PS 29-95
Proximity of hummingbirds to Accipiter cooperii nests in Tucson, AZ

Tuesday, August 11, 2015
Exhibit Hall, Baltimore Convention Center
Vanessa L. Springer, Doris Duke Conservation Scholars Program, University of Arizona, Tucson, AZ
Robert W. Mannan, Natural Resources and the Environment, University of Arizona, Tucson, AZ

            Smaller avian species such as hummingbirds have been found to cluster their nests near the nests of larger raptor species, benefiting because intermediate predators avoid those areas.  The purpose of this study was to determine whether the abundance of hummingbirds was related to the proximity of Cooper’s Hawks nests in urban Tucson, Arizona.  I visited 15 active Cooper’s Hawk nest sites and at each nest I walked in a randomly selected direction and counted hummingbirds (all species combined) for eight minutes at 5 different stations: 50 m, 100 m, 200 m, 300 m, and 400 m from the nest.  

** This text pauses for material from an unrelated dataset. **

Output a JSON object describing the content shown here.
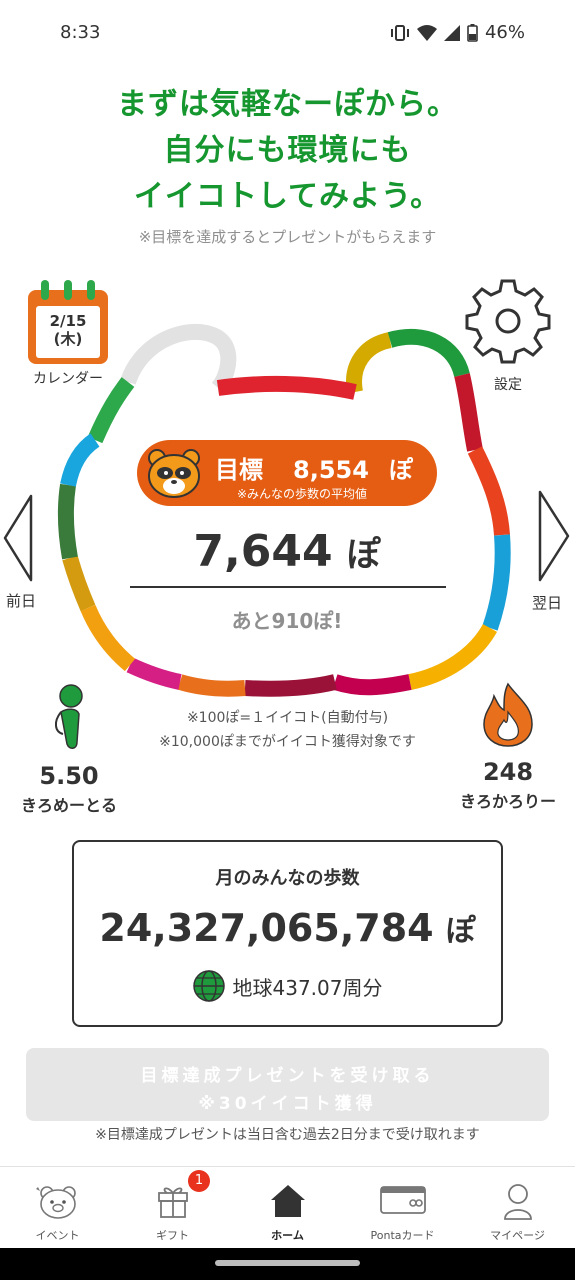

I counted twice as many hummingbirds within 100 m from Cooper’s hawk nests (8 hummingbirds in total) as I did past 100 m up to 400 m (14 hummingbirds total). On average, 2.07 hummingbirds were counted per nest within 100 m, versus 0.93 hummingbirds between 100 m to 400 m from the nest. The counting stations of 50 m and 100 m from nests were within the average core use area of Cooper’s hawks in Tucson.  Core use areas are where the hawks spend the majority of their time and it is possible that their presence deterred intermediate predators that would otherwise have depredated hummingbird nests.  Their influence could be an example of a trophic cascade in an urban setting.  An alternative explanation is that the presence of large trees used by Cooper’s hawks as nests influences the abundance of humming birds.  Because the majority of species that predate hummingbird nests (e.g., jays) are not common in Tucson, further investigation should explore if and how the presence of Cooper’s hawks benefit hummingbirds in urban areas.